Google has unveiled Gemini, which it claims is its largest and most powerful AI model to date. Gemini’s capabilities surpass that of ChatGPT and other competing AI models, according to Google.
Gemini is a multimodal AI that is able to incorporate information from different sources. This capability means that it can “generalize and seamlessly understand, operate across and combine different types of information including text, code, audio, image and video” according to Google DeepMind founder and CEO Demis Hassabis.
Gemini will be available to everyone according to Google. The first version, which Google calls Gemini 1.0, will ship in three different versions:
- Gemini Ultra — the “most capable” model for “highly complex tasks”.

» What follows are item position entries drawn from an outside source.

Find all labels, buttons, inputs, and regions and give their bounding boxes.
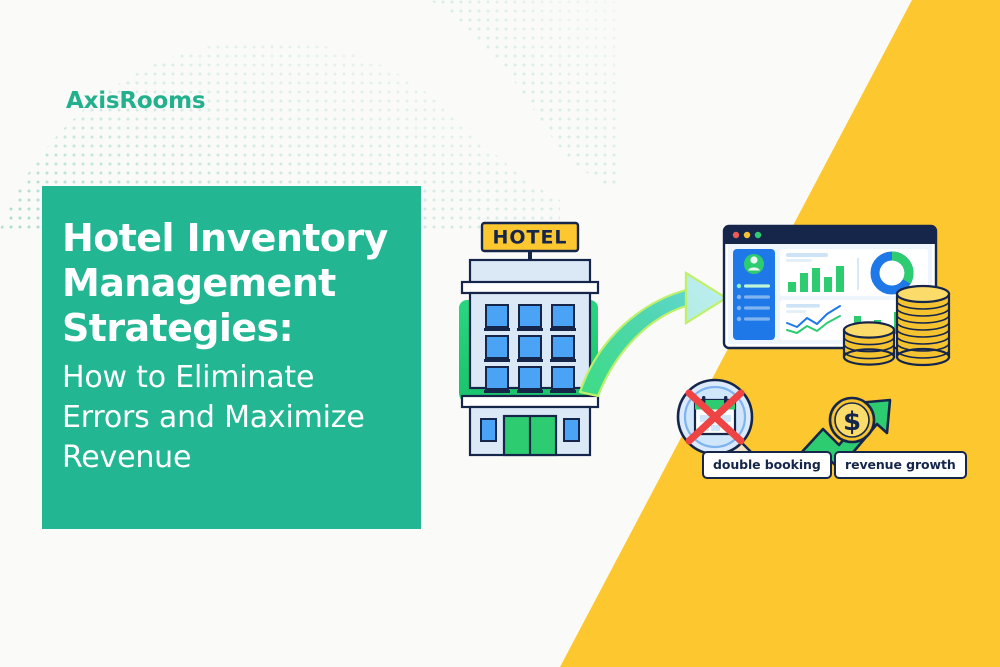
brand-logo: AxisRooms bbox=[66, 90, 205, 113]
user-avatar-icon bbox=[744, 254, 764, 274]
hotel-windows bbox=[484, 305, 576, 393]
title-card: Hotel Inventory Management Strategies: H… bbox=[42, 186, 421, 529]
coin-stack-tall bbox=[897, 286, 949, 365]
svg-text:HOTEL: HOTEL bbox=[492, 227, 567, 249]
hotel-entrance-doors bbox=[504, 416, 556, 455]
dashboard-sidebar bbox=[733, 249, 775, 340]
illustration-badges: double booking revenue growth bbox=[690, 368, 990, 483]
page-subtitle: How to Eliminate Errors and Maximize Rev… bbox=[62, 358, 393, 477]
window-controls bbox=[733, 232, 761, 238]
page-title: Hotel Inventory Management Strategies: bbox=[62, 216, 393, 350]
hotel-building: HOTEL bbox=[462, 223, 598, 455]
coin-stack-short bbox=[844, 322, 894, 364]
badge-revenue-growth: revenue growth bbox=[834, 451, 967, 479]
hotel-sign: HOTEL bbox=[482, 223, 578, 251]
badge-double-booking: double booking bbox=[702, 451, 832, 479]
poster-canvas: AxisRooms Hotel Inventory Management Str… bbox=[0, 0, 1000, 667]
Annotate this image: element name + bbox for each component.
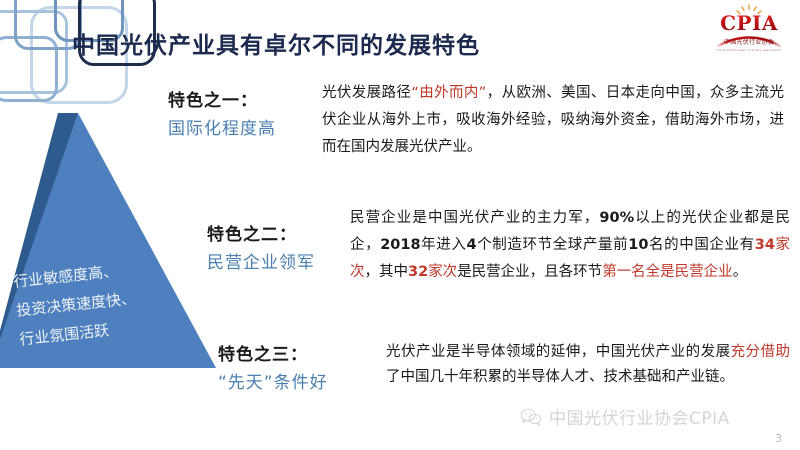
page-number: 3 xyxy=(775,432,782,445)
watermark: 中国光伏行业协会CPIA xyxy=(520,404,730,429)
feature-1-subheading: 国际化程度高 xyxy=(168,114,276,139)
watermark-text: 中国光伏行业协会CPIA xyxy=(549,404,730,429)
cpia-logo: CPIA 中国光伏行业协会 China Photovoltaic Industr… xyxy=(710,4,788,56)
wechat-icon xyxy=(520,408,542,426)
feature-1-body: 光伏发展路径“由外而内”，从欧洲、美国、日本走向中国，众多主流光伏企业从海外上市… xyxy=(322,80,784,161)
svg-text:CPIA: CPIA xyxy=(720,11,778,35)
page-title: 中国光伏产业具有卓尔不同的发展特色 xyxy=(72,26,480,60)
slide-canvas: 中国光伏产业具有卓尔不同的发展特色 CPIA xyxy=(0,0,800,450)
feature-1-heading: 特色之一： xyxy=(168,86,276,111)
svg-text:China Photovoltaic Industry As: China Photovoltaic Industry Association xyxy=(716,48,781,52)
feature-2-heading: 特色之二： xyxy=(207,220,315,245)
feature-3-body: 光伏产业是半导体领域的延伸，中国光伏产业的发展充分借助了中国几十年积累的半导体人… xyxy=(386,340,790,390)
feature-3-heading-block: 特色之三： “先天”条件好 xyxy=(218,340,328,393)
feature-3-subheading: “先天”条件好 xyxy=(218,368,328,393)
feature-1-heading-block: 特色之一： 国际化程度高 xyxy=(168,86,276,139)
feature-2-body: 民营企业是中国光伏产业的主力军，90%以上的光伏企业都是民企，2018年进入4个… xyxy=(350,205,790,286)
svg-text:中国光伏行业协会: 中国光伏行业协会 xyxy=(724,38,774,46)
feature-2-subheading: 民营企业领军 xyxy=(207,248,315,273)
feature-2-heading-block: 特色之二： 民营企业领军 xyxy=(207,220,315,273)
feature-3-heading: 特色之三： xyxy=(218,340,328,365)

- Gemini Pro — the “best model” for scaling across a wide range of tasks”.
- Gemini Nano — for tasks on devices.
Gemini is designed to work on all device types, from smartphones and PCs to data centers.
Gemini is superior, says Google
Google claims that Gemini’s performance surpasses that of its main competitor, GPT-4. Gemini Ultra managed to beat GPT-4 in 30 of 32 “widely-used academic benchmarks” according to the company.
The differences are marginal in many of the listed benchmarks. Gemini scored 53.2% in the MATH benchmark, which is 0.3% better than GPT-4. The only benchmark with a noticeable lead is HumanEval python code generation. Gemini scored 74.4% in the benchmark, GPT-4 only 67.0% according to Google.
Gemini breaks with the status quo of multimodal models. Up until now, separate components were trained and then merged together. Google says that it has trained Gemini to be natively multimodal by pre-training it from the start on different modalities.
This improves the AI’s understanding “far better than existing multimodal models” according to Hassabis.
Google trained Gemini to “recognize and understand text, images, audio and more at the same time”. This makes it better suited for understanding information and providing answers to questions, even complex ones.
Gemini is also well-equipped when it comes to coding. It “can understand, explain and generate high-quality code in the world’s most popular programming languages” according to Google.
Google promises that Gemini is “built with responsibility and safety at the core”.
The company plans to integrate Gemini Pro in Google products. Google Bard will use a “fine-tuned version of Gemini Pro” starting today. The upgrade is available in English only at the time, but in more than 170 countries and territories according to Google.
Gemini Nano is coming to the Google Pixel 8 Pro. It will feature new tools, like Summarizer in the Recorder ap, Smart Reply in Gboard and more.
Gemini will be integrated into other Google products, including the Chrome web browser, Search, advertisement and Duet AI.
Developers and Enterprise customers may gain access to Gemini Pro via the Gemini API in Google AI Studio from December 13 onward.
Closing Words
After the rather disappointing launch of Google Bard, Google hopes that Gemini will persuade the public, developers and Enterprise customers that it is a primary leader in AI. It remains to be seen how well the different types of Gemini do once they become available.